# what does it mean when tegu shuts its eyes?



## Anthony (Jul 22, 2009)

when i pet my tegus head she immediately shuts her eyes.. does that mean shes scared or relaxed?


----------



## whoru (Jul 22, 2009)

i would say relaxed an lovin the attention


----------



## Toby_H (Jul 22, 2009)

When I massage mine's neck she puts her head down and shuts her eyes... then after a few seconds~minutes she lifts her head, opens her eyes and moves her neck...

I take this to mean... She's ultra relaxed as it feels so good... then she realizes she has her guard down and perks to attention...

She's done this exact same thing since she was a baby...


----------



## BOOZER (Jul 22, 2009)

this is a good subject, any more responses, cause i've heard both sides


----------



## GOT_TEGUS (Jul 22, 2009)

lol maybe she closes her eyes look hes gone. probally just relaxed.


----------



## CaterpillarGiraffe (Jul 23, 2009)

I think it's a sign of relaxation.
My B&W Tegu is more energized than my Red, and even he will calm down in my arms and close his eyes..

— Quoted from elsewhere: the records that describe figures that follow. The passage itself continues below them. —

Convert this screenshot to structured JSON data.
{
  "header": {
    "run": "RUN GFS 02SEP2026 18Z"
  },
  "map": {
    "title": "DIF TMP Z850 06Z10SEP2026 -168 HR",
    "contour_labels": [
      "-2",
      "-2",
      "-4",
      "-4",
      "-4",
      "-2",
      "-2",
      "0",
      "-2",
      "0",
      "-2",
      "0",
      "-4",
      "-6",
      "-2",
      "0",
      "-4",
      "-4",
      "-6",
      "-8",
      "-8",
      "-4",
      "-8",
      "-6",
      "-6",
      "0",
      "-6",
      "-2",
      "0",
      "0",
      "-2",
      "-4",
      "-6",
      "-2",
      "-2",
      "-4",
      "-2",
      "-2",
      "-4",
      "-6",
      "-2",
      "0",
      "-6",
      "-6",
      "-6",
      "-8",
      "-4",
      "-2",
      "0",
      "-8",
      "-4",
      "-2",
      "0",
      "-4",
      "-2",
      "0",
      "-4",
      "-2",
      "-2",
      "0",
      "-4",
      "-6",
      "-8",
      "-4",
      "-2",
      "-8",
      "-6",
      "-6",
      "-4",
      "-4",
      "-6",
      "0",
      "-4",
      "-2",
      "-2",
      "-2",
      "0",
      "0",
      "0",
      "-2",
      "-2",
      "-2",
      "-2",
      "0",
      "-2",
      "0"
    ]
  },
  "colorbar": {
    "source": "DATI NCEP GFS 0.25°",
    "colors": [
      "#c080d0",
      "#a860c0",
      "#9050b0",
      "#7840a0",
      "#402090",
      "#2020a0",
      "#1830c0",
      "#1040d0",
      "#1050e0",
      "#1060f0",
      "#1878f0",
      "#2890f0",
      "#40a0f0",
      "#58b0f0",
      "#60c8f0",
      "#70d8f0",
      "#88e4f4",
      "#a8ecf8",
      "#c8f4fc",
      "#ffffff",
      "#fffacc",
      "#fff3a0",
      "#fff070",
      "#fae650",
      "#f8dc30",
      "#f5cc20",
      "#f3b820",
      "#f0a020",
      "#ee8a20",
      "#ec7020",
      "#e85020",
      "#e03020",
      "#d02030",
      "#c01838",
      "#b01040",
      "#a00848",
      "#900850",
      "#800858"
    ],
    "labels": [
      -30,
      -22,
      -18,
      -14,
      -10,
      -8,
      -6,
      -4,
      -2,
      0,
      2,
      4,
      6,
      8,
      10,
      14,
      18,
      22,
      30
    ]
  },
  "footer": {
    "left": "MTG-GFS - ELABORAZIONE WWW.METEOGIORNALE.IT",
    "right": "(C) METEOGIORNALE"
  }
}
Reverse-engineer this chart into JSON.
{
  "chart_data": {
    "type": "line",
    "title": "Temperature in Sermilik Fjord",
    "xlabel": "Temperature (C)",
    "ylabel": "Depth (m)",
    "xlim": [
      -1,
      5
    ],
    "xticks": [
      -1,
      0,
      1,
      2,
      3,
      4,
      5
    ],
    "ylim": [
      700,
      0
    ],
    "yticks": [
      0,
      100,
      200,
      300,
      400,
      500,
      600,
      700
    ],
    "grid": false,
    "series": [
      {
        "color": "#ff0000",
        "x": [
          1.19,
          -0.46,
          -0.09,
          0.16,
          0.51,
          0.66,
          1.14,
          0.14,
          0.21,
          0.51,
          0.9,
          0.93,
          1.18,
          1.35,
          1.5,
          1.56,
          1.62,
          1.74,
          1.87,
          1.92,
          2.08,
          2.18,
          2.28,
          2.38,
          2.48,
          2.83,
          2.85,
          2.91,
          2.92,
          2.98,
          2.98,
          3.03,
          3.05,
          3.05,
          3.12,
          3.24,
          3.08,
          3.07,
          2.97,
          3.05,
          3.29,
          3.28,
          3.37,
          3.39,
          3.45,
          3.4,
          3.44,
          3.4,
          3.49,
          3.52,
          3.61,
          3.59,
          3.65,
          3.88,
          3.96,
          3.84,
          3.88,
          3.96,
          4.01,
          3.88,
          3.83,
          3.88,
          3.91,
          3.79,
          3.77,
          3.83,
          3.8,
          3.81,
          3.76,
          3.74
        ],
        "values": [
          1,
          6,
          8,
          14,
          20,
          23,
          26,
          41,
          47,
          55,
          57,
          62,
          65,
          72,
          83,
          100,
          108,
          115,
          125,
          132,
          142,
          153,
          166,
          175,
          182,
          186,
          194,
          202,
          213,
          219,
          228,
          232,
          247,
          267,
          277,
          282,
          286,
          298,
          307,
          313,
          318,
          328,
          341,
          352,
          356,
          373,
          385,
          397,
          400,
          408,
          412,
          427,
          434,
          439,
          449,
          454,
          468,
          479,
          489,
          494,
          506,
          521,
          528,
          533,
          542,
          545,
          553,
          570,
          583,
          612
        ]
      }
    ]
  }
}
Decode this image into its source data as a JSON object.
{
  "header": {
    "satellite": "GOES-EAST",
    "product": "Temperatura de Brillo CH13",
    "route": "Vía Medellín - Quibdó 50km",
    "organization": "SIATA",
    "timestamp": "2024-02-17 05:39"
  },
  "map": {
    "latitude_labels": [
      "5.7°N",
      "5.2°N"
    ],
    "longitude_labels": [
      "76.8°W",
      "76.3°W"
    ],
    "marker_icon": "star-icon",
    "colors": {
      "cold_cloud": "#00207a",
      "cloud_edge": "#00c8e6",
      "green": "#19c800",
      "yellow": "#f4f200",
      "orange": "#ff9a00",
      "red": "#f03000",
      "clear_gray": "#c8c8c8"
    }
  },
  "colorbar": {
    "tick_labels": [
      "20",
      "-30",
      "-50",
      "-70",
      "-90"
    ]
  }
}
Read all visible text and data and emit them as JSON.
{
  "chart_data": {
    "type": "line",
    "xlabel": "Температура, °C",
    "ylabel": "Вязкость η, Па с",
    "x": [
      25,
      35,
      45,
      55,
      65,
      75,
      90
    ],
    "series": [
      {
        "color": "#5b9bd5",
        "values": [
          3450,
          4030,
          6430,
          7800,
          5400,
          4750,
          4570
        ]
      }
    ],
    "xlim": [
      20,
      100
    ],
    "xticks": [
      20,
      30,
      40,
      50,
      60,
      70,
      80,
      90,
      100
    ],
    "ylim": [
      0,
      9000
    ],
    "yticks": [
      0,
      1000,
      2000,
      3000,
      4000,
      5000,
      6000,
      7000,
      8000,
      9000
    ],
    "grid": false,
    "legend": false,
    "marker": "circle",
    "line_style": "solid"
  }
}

As for my red, he closes his eyes constantly, LOL! He always feel safe around me (So I'd like to think). He'll close his eyes on the lawn outside, on the rock in the backyard, in my arms, on my lap. He's a real sweetheart.


----------



## 4Horse (Jul 23, 2009)

Tank loves it when I rub the sides of his neck. He closes his eyes the whole time I rub him and when I stop, he opens his eyes. I just thought he was relaxing and enjoying it. Guess I was right after all.


----------



## cornking4 (Jul 24, 2009)

My baby does that too, usually when he's hanging out on my shoulder. Since he's not cowering or trying to bite, I'd say its relaxation. If he was mad, it wouldn't make sense to sit there and shut his eyes.


----------